Manufacturing Process
Alanosine is an antibiotic isolated from the fermentation broth of
Streptomyces alanosinicus n. sp.
Oat meal agar slants seeded with Streptomyces alanosinicus n. sp. ATCC
15710 were incubated at 20°C for 7 to 10 days and then used to inoculate
100 ml of a peptone-agar-glucose-yeast extract medium contained in 500 ml
Erlenmeyer flask. The composition of this fermination medium is:
Meat extract 5.0 g./liter
Peptone 5.0 g./liter
Yeast extract 5.0 g./liter
Enzymatic casein hydrolysate 3.0 g./liter
Cerelose 2.0 g./liter
NaCl 1.5 g./liter
The medium is adjusted to pH 7.2 prior to sterilization for 20 minutes at
121°C and 15 Ibs steam pressure.
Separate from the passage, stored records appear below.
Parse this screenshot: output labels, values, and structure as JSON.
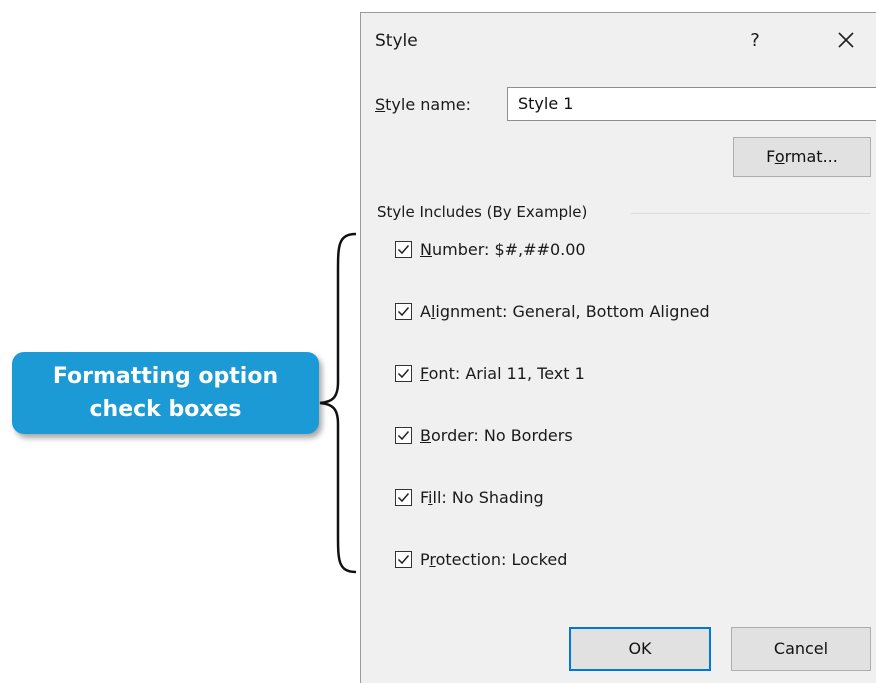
{
  "callout": {
    "line1": "Formatting option",
    "line2": "check boxes",
    "color": "#1b9ad6"
  },
  "dialog": {
    "title": "Style",
    "help_label": "?",
    "close_icon": "close-icon",
    "style_name_label_first": "S",
    "style_name_label_rest": "tyle name:",
    "style_name_value": "Style 1",
    "format_button_pre": "F",
    "format_button_u": "o",
    "format_button_post": "rmat...",
    "group_label": "Style Includes (By Example)",
    "options": [
      {
        "u": "N",
        "rest": "umber: $#,##0.00",
        "checked": true
      },
      {
        "pre": "A",
        "u": "l",
        "rest": "ignment: General, Bottom Aligned",
        "checked": true
      },
      {
        "u": "F",
        "rest": "ont: Arial 11, Text 1",
        "checked": true
      },
      {
        "u": "B",
        "rest": "order: No Borders",
        "checked": true
      },
      {
        "pre": "F",
        "u": "i",
        "rest": "ll: No Shading",
        "checked": true
      },
      {
        "pre": "P",
        "u": "r",
        "rest": "otection: Locked",
        "checked": true
      }
    ],
    "ok_label": "OK",
    "cancel_label": "Cancel",
    "accent_color": "#0078d7"
  }
}
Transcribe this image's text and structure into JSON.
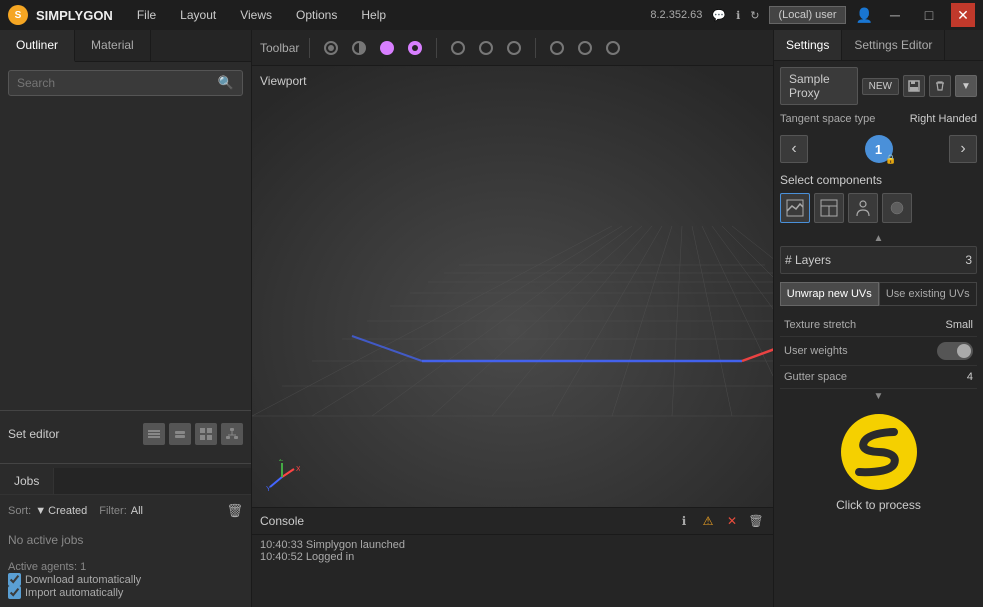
{
  "titlebar": {
    "app_name": "SIMPLYGON",
    "version": "8.2.352.63",
    "local_user": "(Local) user",
    "menu_items": [
      "File",
      "Layout",
      "Views",
      "Options",
      "Help"
    ],
    "win_min": "─",
    "win_max": "□",
    "win_close": "✕"
  },
  "left_panel": {
    "tabs": [
      "Outliner",
      "Material"
    ],
    "active_tab": "Outliner",
    "search": {
      "placeholder": "Search",
      "value": ""
    },
    "set_editor": {
      "label": "Set editor"
    },
    "jobs": {
      "tab_label": "Jobs",
      "sort_label": "Sort:",
      "sort_value": "Created",
      "filter_label": "Filter:",
      "filter_value": "All",
      "no_active_jobs": "No active jobs",
      "active_agents_label": "Active agents:",
      "active_agents_count": "1",
      "download_auto": "Download automatically",
      "import_auto": "Import automatically"
    }
  },
  "center_panel": {
    "toolbar_label": "Toolbar",
    "viewport_label": "Viewport",
    "console": {
      "label": "Console",
      "logs": [
        "10:40:33 Simplygon launched",
        "10:40:52 Logged in"
      ]
    }
  },
  "right_panel": {
    "settings_tabs": [
      "Settings",
      "Settings Editor"
    ],
    "active_settings_tab": "Settings",
    "proxy_name": "Sample Proxy",
    "proxy_new_label": "NEW",
    "tangent_space_label": "Tangent space type",
    "tangent_space_value": "Right Handed",
    "nav": {
      "prev": "‹",
      "next": "›",
      "step": "1"
    },
    "select_components_label": "Select components",
    "layers_label": "# Layers",
    "layers_value": "3",
    "uv_tabs": [
      "Unwrap new UVs",
      "Use existing UVs"
    ],
    "active_uv_tab": "Unwrap new UVs",
    "texture_stretch_label": "Texture stretch",
    "texture_stretch_value": "Small",
    "user_weights_label": "User weights",
    "gutter_space_label": "Gutter space",
    "gutter_space_value": "4",
    "click_to_process": "Click to process"
  }
}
The germination flasks are incubated at
28°C for 48 hours on rotary shaker having a 2 inch throw and making 240
rpm. A 3% transfer is made from the germination flask to 500 ml Erlenmeyer
fermentation flaks containing 100 ml of medium TVF/5 having the following
composition:
Glucose 50.0 g/L
Dried whale meat (Pascor) 10.0 g/L
CaCO4 5.0 g/L
(NH4)2SO4 1.0 g/L
MgSO4·7H2O 1.0 g/L
CuSO4 sol. 0.5% 1 ml
FeSO4 sol. 0.1% 1 ml
ZnSO4 sol. 0.2% 1 ml
MnSO4 sol. 0.8% 1 ml
The medium is adjusted to pH 7.0 prior to sterilization for 20 minutes at
121°C. The fermentation flasks are incubated and agitated under similar
conditions as the germination flasks. After 72 hours the mycelium was
separated by centrifugation and the untreated broth assayed by the streak
dilution method. 30 liters of broth are centrifuged and 6% of Darco G-60
charcoal is added to the clear solution, which is stirred for 30 minutes; then
the charcoal is filtered off to give an almost colorless solution which is
concentrated in vacuum at 45-50°C to 1.5 liters. The concentrated solution is
poured under stirring into 5 liters of methanol, the formed precipitate is filtered, washed with much acetone and dried in vacuum. Yield 230 g of crude
product assaying about 10%.
Enzyme inhibitor
This antibiotic and aspartate/asparagine analogue (FW = 149.11 g/mol; CAS 5854-93-3), also named L-2-amino-3-(N-hydroxy-N-nitrosoamino) propionic acid, isolated from fermentation broths of Streptomyces alanosinicus, inhibits adenylosuccinate synthetase, disrupting de novo synthesis of AMP in both malignant and normal cells. That alanosine inhibits the adenylosuccinate synthetase reaction, the first step in the conversion of IMP to AMP, is evidenced by the accumulation of IMP, but not adenylosuccinate, in treated cells. L-Alanosine’s action is potentiated in methylthioadenosine phosphorylase (MTAP) deficiency. Clinical use is limited by its toxicity. At a concentration as low as 2.7 μM, L-alanosine completely inhibits the incorporation of hypoxanthine into adenosine triphosphate by cultured Novikoff rat hepatoma cells. A related agent, L-alanosyl-5-aminoimidazole-4-carboxylic acid ribonucleotide (or alanosyl-AICOR) has been synthesized enzymatically using 4-(N-succino)- 5-aminoimidazole-4-carboxamide ribonucleotide (or SAICAR) synthetase in conjunction with 5-aminoimidazole-4-carboxylic acid ribonucleotide and alanosine. Alanosyl-AICOR is not a substrate of adenylosuccinate lyase from rat skeletal muscle, but it was an apparent competitive inhibitor in both reactions catalyzed by the enzyme.